Selasa, 17 September 2019 07:44 WIB

TEMPO.CO, New York - Pasca serangan terhadap fasilitas minyak mentah Arab Saudi, Saudi Aramco, harga minyak melonjak hampir 15 persen pada akhir perdagangan Senin (Selasa pagi WIB, 17 September 2019), dengan Brent mencatat lompatan terbesar dalam lebih dari 30 tahun di tengah rekor volume perdagangan. Serangan terhadap Saudi Aramco diperkirakan memotong separuh produksi kerajaan dan memicu kekhawatiran akan pembalasan di Timur Tengah.
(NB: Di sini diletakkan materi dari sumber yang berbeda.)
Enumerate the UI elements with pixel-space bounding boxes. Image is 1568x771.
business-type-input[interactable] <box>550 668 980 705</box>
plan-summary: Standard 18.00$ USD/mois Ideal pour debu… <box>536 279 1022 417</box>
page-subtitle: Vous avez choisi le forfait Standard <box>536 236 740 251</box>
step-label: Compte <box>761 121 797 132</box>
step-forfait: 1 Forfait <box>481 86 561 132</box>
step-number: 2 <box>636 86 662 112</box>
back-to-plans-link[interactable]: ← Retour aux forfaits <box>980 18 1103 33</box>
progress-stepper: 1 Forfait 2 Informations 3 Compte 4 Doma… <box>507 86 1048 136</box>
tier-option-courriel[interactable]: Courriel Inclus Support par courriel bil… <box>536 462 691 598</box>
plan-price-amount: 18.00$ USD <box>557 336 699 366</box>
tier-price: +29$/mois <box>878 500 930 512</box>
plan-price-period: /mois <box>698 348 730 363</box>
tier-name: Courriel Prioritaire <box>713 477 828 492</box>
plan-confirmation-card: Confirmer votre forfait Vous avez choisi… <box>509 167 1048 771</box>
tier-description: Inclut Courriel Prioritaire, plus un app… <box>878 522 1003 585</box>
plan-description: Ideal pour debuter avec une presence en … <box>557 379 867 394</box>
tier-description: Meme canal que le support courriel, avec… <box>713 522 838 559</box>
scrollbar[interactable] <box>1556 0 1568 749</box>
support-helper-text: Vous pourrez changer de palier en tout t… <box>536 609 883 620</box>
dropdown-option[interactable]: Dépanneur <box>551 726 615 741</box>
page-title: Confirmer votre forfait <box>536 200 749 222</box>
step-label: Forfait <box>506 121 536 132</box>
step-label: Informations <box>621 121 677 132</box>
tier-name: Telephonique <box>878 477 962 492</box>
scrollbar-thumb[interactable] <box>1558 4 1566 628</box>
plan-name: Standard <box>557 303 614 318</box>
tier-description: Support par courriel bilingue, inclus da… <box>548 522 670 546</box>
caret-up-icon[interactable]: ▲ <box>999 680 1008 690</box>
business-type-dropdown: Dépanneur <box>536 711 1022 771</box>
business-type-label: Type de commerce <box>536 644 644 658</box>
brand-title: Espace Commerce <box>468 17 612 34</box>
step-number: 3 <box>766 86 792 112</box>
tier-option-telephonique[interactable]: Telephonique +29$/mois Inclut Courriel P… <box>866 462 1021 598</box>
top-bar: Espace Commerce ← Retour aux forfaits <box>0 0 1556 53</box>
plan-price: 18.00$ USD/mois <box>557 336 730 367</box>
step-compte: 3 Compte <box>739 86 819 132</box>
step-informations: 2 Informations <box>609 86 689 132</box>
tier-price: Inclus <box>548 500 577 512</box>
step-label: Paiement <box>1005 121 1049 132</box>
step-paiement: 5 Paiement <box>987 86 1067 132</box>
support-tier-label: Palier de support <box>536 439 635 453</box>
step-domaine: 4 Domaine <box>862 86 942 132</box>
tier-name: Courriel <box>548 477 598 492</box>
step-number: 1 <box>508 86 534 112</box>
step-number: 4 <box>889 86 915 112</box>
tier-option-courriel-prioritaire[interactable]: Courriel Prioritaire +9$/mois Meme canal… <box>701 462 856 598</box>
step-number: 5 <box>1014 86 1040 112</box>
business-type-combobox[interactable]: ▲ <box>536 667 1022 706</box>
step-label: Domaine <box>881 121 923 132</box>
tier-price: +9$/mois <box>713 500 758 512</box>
Minyak mentah Brent, patokan internasional, ditutup pada US$ 69,02 per barel, melonjak US$ 8,80 atau 14,6 persen, kenaikan persentase satu hari terbesar sejak setidaknya 1988. Brent berjangka melihat lebih dari dua juta kontrak diperdagangkan, rekor volume harian sepanjang masa, kata juru bicara wanita Intercontinental Exchange, Rebecca Mitchell.

Sementara itu, patokan AS, minyak mentah berjangka West Texas Intermediate (WTI) berakhir pada US$ 62,90 per barel, melompat US$ 8,05 atau 14,7 persen -- kenaikan persentase satu hari terbesar sejak Desember 2008.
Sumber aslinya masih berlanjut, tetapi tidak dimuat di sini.